I have heard there is a job in cinema called the “framer”. I’ve always imagined myself employed like this: walking through life, through natural and man-made spaces, selecting precise rectangles of the world to record. Why these four edges, this perimeter, and not that? What if we moved the frame a tiny bit to the left, would this mean something altogether different, would that not be beautiful? Like Italo Calvino’s photographer obsessed, I would find that every frame does find a perfect space, a crystalline instant, and that the framing could go on endlessly, catching every inch of visual experience, every now-lost moment in time: blades of grass; waves; bricks; clouds; the muddy brown edges of the lake; dirt and dust bunnies quiet on the wood floor; tree limbs crossed in silhouette; a stringy cocoon hidden among the leaves; those awkward tender curves of tiny kindergarten knees; my own brief reflection in the mirror…

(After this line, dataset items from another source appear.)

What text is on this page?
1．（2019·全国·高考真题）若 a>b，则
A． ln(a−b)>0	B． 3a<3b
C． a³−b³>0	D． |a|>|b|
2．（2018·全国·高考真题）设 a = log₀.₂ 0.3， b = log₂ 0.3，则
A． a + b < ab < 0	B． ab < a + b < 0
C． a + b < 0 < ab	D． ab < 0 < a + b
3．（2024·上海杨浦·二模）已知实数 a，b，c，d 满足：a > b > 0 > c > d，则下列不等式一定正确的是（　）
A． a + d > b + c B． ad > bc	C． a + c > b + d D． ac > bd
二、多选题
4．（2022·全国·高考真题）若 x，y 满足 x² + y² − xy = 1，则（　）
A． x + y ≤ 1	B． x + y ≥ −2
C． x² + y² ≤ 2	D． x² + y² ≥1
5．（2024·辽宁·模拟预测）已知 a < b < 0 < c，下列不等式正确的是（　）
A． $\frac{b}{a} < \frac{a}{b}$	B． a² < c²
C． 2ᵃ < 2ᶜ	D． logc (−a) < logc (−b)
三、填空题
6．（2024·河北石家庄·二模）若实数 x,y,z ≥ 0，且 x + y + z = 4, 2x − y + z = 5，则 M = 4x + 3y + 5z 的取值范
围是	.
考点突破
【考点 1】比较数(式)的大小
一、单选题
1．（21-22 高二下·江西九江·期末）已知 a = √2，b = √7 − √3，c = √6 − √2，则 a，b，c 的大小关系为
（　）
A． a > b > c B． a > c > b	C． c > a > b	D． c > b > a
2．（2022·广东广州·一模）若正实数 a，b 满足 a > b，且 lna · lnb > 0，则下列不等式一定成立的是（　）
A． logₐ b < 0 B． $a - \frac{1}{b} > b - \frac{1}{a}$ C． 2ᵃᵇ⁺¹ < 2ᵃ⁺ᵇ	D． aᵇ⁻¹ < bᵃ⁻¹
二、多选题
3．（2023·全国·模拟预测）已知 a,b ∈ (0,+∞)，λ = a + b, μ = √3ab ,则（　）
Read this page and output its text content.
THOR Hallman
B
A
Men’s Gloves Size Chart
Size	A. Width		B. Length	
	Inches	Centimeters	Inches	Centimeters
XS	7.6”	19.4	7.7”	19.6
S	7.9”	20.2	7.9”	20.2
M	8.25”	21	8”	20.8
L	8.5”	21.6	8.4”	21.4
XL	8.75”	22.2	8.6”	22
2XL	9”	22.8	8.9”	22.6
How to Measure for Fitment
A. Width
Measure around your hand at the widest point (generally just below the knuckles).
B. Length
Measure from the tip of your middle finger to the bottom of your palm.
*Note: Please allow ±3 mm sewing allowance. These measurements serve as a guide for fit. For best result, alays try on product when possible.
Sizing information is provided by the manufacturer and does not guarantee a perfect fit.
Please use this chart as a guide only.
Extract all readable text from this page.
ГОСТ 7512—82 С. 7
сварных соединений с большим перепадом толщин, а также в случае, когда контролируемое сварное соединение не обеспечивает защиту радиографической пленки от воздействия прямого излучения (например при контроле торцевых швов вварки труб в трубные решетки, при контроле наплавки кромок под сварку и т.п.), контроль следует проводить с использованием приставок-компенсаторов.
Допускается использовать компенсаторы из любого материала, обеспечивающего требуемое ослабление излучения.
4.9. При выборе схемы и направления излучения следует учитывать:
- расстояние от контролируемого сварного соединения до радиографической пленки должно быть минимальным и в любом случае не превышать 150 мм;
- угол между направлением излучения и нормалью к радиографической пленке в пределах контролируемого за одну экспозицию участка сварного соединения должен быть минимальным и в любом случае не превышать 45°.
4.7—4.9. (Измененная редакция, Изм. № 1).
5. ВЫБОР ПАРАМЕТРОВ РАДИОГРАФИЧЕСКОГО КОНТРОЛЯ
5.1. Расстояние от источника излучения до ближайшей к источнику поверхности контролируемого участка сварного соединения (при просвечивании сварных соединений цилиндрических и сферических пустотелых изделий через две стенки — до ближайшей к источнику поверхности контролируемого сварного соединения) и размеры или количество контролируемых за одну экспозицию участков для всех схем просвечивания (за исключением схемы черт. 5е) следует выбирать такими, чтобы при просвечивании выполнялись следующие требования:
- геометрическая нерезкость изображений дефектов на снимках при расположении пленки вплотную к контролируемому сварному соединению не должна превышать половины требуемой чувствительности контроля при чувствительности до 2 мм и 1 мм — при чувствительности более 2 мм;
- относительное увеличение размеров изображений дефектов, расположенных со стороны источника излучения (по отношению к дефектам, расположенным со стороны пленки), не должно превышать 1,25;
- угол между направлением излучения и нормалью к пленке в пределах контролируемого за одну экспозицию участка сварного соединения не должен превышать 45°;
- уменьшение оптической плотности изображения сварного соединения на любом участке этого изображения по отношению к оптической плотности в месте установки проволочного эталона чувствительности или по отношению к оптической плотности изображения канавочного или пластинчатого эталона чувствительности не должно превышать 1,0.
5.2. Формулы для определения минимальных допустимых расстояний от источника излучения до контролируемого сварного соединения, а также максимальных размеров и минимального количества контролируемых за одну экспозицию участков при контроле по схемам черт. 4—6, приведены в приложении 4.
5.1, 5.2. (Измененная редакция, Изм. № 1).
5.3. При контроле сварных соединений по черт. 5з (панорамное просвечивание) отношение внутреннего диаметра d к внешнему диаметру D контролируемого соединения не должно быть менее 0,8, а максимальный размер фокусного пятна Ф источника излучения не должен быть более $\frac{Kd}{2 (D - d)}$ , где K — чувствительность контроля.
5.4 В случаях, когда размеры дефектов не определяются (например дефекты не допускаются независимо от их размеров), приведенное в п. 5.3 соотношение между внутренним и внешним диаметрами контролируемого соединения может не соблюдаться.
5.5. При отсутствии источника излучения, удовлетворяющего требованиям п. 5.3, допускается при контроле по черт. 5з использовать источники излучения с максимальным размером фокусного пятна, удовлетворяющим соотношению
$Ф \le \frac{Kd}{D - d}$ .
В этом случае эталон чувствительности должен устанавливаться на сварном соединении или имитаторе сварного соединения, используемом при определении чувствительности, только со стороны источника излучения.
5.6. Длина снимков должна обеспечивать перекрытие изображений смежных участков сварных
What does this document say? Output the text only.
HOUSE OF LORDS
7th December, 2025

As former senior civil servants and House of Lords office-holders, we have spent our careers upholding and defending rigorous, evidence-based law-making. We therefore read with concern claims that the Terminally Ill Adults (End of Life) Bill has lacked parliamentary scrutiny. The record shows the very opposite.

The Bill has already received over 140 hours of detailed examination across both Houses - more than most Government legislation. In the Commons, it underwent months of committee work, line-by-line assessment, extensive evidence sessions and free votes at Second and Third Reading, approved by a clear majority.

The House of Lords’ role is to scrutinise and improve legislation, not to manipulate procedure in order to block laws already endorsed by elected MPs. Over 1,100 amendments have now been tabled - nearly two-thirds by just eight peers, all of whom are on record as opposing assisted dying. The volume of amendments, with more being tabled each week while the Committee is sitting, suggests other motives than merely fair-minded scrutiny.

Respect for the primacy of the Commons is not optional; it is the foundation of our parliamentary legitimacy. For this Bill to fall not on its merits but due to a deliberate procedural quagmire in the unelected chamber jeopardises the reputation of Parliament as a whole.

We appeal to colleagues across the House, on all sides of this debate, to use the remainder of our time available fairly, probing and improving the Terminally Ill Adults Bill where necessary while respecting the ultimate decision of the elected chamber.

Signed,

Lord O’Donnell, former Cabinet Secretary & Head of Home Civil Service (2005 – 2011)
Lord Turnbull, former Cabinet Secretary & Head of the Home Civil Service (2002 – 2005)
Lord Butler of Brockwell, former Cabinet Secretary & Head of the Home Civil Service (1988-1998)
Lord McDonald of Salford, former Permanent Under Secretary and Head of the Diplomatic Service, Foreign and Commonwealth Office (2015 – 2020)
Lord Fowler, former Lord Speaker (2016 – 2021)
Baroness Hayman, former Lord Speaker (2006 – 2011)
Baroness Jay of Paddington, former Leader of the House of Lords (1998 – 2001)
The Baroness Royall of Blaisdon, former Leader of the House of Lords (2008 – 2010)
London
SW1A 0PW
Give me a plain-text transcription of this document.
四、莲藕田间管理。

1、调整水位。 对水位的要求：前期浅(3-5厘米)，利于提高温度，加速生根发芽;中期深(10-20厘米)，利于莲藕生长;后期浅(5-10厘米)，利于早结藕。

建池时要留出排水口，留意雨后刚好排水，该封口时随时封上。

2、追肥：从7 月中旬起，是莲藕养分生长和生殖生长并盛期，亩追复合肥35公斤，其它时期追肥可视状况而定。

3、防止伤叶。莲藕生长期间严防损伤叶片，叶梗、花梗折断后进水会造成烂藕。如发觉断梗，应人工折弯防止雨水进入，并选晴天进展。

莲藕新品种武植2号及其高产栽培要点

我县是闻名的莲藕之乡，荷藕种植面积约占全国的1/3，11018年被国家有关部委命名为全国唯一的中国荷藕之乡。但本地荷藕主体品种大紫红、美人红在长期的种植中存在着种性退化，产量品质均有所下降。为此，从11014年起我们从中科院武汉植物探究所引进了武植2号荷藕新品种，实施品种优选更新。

The Kuleshov Effect problematizes the act of freezing and framing images, and offers shifting framing devices and a play with pictures and their interrelationships to recall our dynamic relationship with the physical and temporal world’s ever-changing actuality.
The drawings intercut organic, material-based abstractions inspired by the Carriage Hall’s lush green surrounding landscape with discrete narrative images. The active framing and placement of the drawings offer a playful notation of all that which is incessantly moving, shifting, and evolving.